Un buen hábito es meter el dedo en la tierra antes de regar: si la capa superior empieza a estar seca, es el momento de añadir agua. Así evitarás tanto el marchitamiento como la podredumbre de raíces.
La importancia de abonar regularmente
Las hierbas en maceta consumen los nutrientes del sustrato con bastante rapidez. Por eso es fundamental aportarles fertilizante de forma periódica. Un abono líquido equilibrado o un preparado orgánico puede ayudar a que las plantas crezcan con más fuerza y produzcan hojas más abundantes.
En la mayoría de los casos, abonar una vez por semana o cada dos semanas es más que suficiente para notar una diferencia visible en el vigor de la planta.
Humedad y temperatura: el entorno también importa
Muchas de las hierbas aromáticas más populares, como el albahaca o el romero, son originarias de climas mediterráneos o cálidos. Eso significa que pueden sufrir con el aire seco típico de los hogares en invierno o con la calefacción encendida.

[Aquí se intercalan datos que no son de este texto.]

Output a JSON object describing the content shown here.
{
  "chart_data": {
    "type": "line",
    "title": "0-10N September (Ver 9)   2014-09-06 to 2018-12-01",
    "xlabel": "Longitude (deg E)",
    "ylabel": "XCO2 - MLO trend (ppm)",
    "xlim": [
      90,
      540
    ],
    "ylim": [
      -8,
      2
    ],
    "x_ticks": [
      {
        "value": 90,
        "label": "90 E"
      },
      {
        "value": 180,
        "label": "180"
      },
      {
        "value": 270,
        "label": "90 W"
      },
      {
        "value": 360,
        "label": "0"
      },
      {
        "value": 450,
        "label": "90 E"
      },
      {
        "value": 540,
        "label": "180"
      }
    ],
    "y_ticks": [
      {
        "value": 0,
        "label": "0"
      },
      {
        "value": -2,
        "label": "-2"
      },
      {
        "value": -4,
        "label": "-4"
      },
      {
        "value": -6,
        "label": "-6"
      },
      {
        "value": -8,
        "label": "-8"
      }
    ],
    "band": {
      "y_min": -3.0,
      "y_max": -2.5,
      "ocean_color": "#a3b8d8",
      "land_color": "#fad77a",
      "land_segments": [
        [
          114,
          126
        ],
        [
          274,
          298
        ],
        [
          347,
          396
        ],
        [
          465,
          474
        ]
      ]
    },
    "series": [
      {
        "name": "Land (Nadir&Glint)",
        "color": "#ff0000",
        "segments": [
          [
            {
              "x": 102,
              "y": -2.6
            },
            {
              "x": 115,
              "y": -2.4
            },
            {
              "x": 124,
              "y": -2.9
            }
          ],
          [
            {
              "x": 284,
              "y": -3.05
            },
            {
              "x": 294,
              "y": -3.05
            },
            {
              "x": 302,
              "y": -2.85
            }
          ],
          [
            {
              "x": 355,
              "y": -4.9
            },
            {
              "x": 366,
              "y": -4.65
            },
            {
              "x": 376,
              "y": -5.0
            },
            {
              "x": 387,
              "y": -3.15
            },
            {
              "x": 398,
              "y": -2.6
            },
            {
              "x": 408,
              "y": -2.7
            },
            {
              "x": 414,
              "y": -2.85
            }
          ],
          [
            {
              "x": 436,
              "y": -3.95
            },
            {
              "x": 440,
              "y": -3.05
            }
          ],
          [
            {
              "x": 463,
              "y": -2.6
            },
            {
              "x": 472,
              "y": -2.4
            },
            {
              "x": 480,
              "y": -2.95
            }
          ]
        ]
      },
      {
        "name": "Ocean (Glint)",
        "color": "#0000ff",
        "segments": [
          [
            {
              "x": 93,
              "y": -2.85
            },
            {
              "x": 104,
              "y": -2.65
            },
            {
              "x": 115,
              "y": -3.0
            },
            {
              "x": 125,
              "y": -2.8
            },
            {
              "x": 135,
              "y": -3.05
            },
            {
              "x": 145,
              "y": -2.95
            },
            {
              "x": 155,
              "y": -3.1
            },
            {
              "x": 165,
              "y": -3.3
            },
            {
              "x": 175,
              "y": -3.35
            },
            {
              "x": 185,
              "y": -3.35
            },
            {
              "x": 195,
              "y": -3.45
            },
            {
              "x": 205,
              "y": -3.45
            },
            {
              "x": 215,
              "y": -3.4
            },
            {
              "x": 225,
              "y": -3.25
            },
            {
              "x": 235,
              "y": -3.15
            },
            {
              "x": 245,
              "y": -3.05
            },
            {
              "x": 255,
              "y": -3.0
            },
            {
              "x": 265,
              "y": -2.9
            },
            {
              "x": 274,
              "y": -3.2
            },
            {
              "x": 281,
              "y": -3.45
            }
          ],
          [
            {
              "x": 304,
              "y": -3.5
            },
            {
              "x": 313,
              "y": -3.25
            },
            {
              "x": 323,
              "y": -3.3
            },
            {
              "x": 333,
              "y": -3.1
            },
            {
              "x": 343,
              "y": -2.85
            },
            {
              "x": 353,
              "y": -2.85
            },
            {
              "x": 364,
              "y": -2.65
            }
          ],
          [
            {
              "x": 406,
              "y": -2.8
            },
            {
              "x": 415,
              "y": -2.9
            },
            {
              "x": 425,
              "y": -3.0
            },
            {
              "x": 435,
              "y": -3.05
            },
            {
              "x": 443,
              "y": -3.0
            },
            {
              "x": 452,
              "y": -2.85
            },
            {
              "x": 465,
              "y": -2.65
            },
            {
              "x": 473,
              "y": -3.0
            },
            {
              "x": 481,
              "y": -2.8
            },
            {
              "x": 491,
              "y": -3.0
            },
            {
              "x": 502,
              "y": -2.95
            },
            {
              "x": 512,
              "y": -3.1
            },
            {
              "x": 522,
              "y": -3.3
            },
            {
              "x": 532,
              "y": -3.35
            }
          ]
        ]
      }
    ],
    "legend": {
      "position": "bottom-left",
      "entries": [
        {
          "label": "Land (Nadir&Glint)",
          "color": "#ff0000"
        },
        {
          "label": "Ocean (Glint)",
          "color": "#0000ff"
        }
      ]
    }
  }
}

Si los bordes de las hojas empiezan a ponerse marrones, prueba a pulverizar las hojas con agua de vez en cuando o a colocar un humidificador cerca. Mantener una temperatura estable y una humedad adecuada marca una gran diferencia.
Siguiendo estas pautas básicas, es perfectamente posible disfrutar durante meses del aroma fresco de tus propias hierbas cultivadas en casa. Con unos pocos ajustes, el albahaca, el perejil o cualquier otra hierba favorita puede crecer sana y frondosa en tu cocina, enriqueciendo tus platos cada vez que cocines.